Teesside University has an established reputation as a leading institution for supporting the creative and digital industries

Sharon Paterson, Associate Dean (Enterprise and Business Engagement), School of Design, Culture & the Arts

Jason Legget, Project Director of Creative Fuse North East said: 'We have an unprecedented opportunity here to do things differently and see some real results. This isn’t about academics and experts telling companies what to do. It is about using all the different expertise from these five respected institutions in new and unexpected ways; taking the things we learn and experience and finding out how they can benefit other industries too. It is incredibly exciting.'

The first phase of the project will take place between now and Christmas, with the most comprehensive research study of the region’s CDIT sector ever undertaken. It will engage with thousands of businesses, organisations, freelancers and institutions, developing a detailed understanding of what makes the North East community unique and helping to identify ways it can be developed.

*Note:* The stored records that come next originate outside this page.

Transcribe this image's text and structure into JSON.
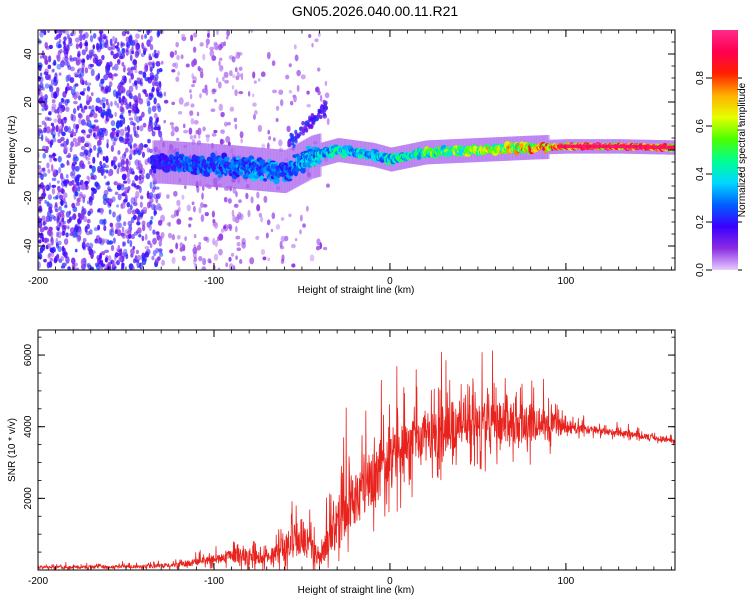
{
  "title": "GN05.2026.040.00.11.R21",
  "chart_data": [
    {
      "type": "heatmap",
      "xlabel": "Height of straight line (km)",
      "ylabel": "Frequency (Hz)",
      "xlim": [
        -200,
        162
      ],
      "ylim": [
        -50,
        50
      ],
      "xticks": [
        -200,
        -100,
        0,
        100
      ],
      "yticks": [
        -40,
        -20,
        0,
        20,
        40
      ],
      "colorbar": {
        "label": "Normalized spectral amplitude",
        "range": [
          0,
          1
        ],
        "ticks": [
          0.0,
          0.2,
          0.4,
          0.6,
          0.8
        ],
        "colors": [
          "#e6ccff",
          "#8a2be2",
          "#3a00ff",
          "#0060ff",
          "#00d8ff",
          "#00ff90",
          "#4cff00",
          "#e6ff00",
          "#ffb000",
          "#ff2000",
          "#ff0050",
          "#ff2b8a"
        ]
      },
      "ridge": {
        "x": [
          -130,
          -110,
          -90,
          -75,
          -60,
          -45,
          -30,
          -10,
          0,
          20,
          50,
          80,
          100,
          130,
          162
        ],
        "freq": [
          -5,
          -6,
          -7,
          -8,
          -9,
          -3,
          0,
          -2,
          -4,
          -1,
          0,
          1,
          1.5,
          1.5,
          1
        ],
        "amplitude": [
          0.25,
          0.3,
          0.3,
          0.35,
          0.3,
          0.4,
          0.45,
          0.4,
          0.45,
          0.55,
          0.65,
          0.8,
          0.9,
          0.95,
          0.85
        ]
      }
    },
    {
      "type": "line",
      "xlabel": "Height of straight line (km)",
      "ylabel": "SNR (10 * v/v)",
      "xlim": [
        -200,
        162
      ],
      "ylim": [
        0,
        6700
      ],
      "xticks": [
        -200,
        -100,
        0,
        100
      ],
      "yticks": [
        2000,
        4000,
        6000
      ],
      "series": [
        {
          "name": "SNR",
          "color": "#e8221c",
          "x": [
            -200,
            -180,
            -160,
            -140,
            -120,
            -100,
            -90,
            -80,
            -70,
            -60,
            -50,
            -45,
            -40,
            -30,
            -20,
            -10,
            0,
            10,
            20,
            30,
            40,
            50,
            60,
            70,
            80,
            90,
            100,
            110,
            120,
            130,
            140,
            150,
            162
          ],
          "y": [
            80,
            80,
            90,
            100,
            150,
            300,
            420,
            380,
            330,
            600,
            900,
            700,
            300,
            1300,
            1900,
            2600,
            3000,
            3450,
            3700,
            3800,
            4000,
            4050,
            4100,
            4100,
            4100,
            4050,
            3980,
            3940,
            3880,
            3820,
            3760,
            3700,
            3600
          ],
          "spread": [
            90,
            90,
            100,
            110,
            150,
            260,
            450,
            450,
            350,
            800,
            1300,
            1000,
            500,
            1400,
            1600,
            1700,
            1700,
            1600,
            1500,
            1500,
            1400,
            1350,
            1300,
            1300,
            1200,
            900,
            400,
            250,
            200,
            180,
            170,
            160,
            150
          ]
        }
      ]
    }
  ]
}
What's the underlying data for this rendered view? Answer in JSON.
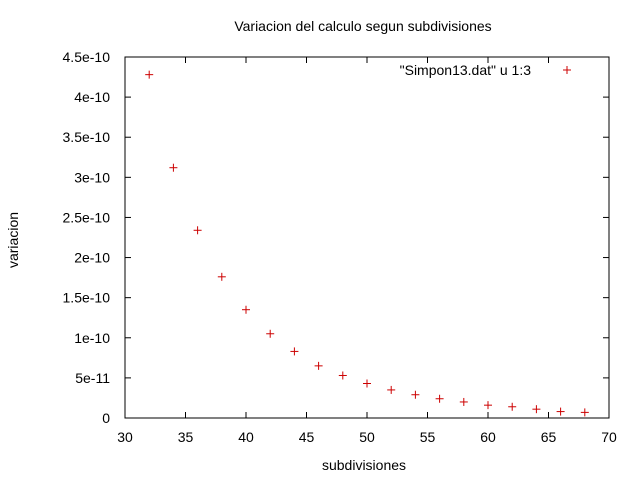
{
  "chart_data": {
    "type": "scatter",
    "title": "Variacion del calculo segun subdivisiones",
    "xlabel": "subdivisiones",
    "ylabel": "variacion",
    "xlim": [
      30,
      70
    ],
    "ylim": [
      0,
      4.5e-10
    ],
    "x_ticks": [
      30,
      35,
      40,
      45,
      50,
      55,
      60,
      65,
      70
    ],
    "x_tick_labels": [
      "30",
      "35",
      "40",
      "45",
      "50",
      "55",
      "60",
      "65",
      "70"
    ],
    "y_ticks": [
      0,
      5e-11,
      1e-10,
      1.5e-10,
      2e-10,
      2.5e-10,
      3e-10,
      3.5e-10,
      4e-10,
      4.5e-10
    ],
    "y_tick_labels": [
      "0",
      "5e-11",
      "1e-10",
      "1.5e-10",
      "2e-10",
      "2.5e-10",
      "3e-10",
      "3.5e-10",
      "4e-10",
      "4.5e-10"
    ],
    "grid": false,
    "legend_position": "top-right",
    "series": [
      {
        "name": "\"Simpon13.dat\" u 1:3",
        "color": "#cc0000",
        "marker": "plus",
        "x": [
          32,
          34,
          36,
          38,
          40,
          42,
          44,
          46,
          48,
          50,
          52,
          54,
          56,
          58,
          60,
          62,
          64,
          66,
          68
        ],
        "y": [
          4.28e-10,
          3.12e-10,
          2.34e-10,
          1.76e-10,
          1.35e-10,
          1.05e-10,
          8.3e-11,
          6.5e-11,
          5.3e-11,
          4.3e-11,
          3.5e-11,
          2.9e-11,
          2.4e-11,
          2e-11,
          1.6e-11,
          1.4e-11,
          1.1e-11,
          8e-12,
          7e-12
        ]
      }
    ]
  }
}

The data from this survey will be compiled and analysed by a team of specialists from across the five universities – Newcastle, Northumbria, Durham, Sunderland and Teesside - and the findings will be used to inform and shape a series of specialist Innovation Pilots scheduled to be delivered 2017-18.

Creative Fuse North East builds on a similar project in Brighton launched in 2011. A report published in November 2015 highlighted that, as a result of the Brighton Fuse project’s evidence that was used to lever European funding, Brighton and Hove's digital and creative economy is now worth more than £1 billion to the city each year. Research carried out by Brighton Fuse also showed that ‘fused’ businesses grow three times faster than ‘unfused’ businesses.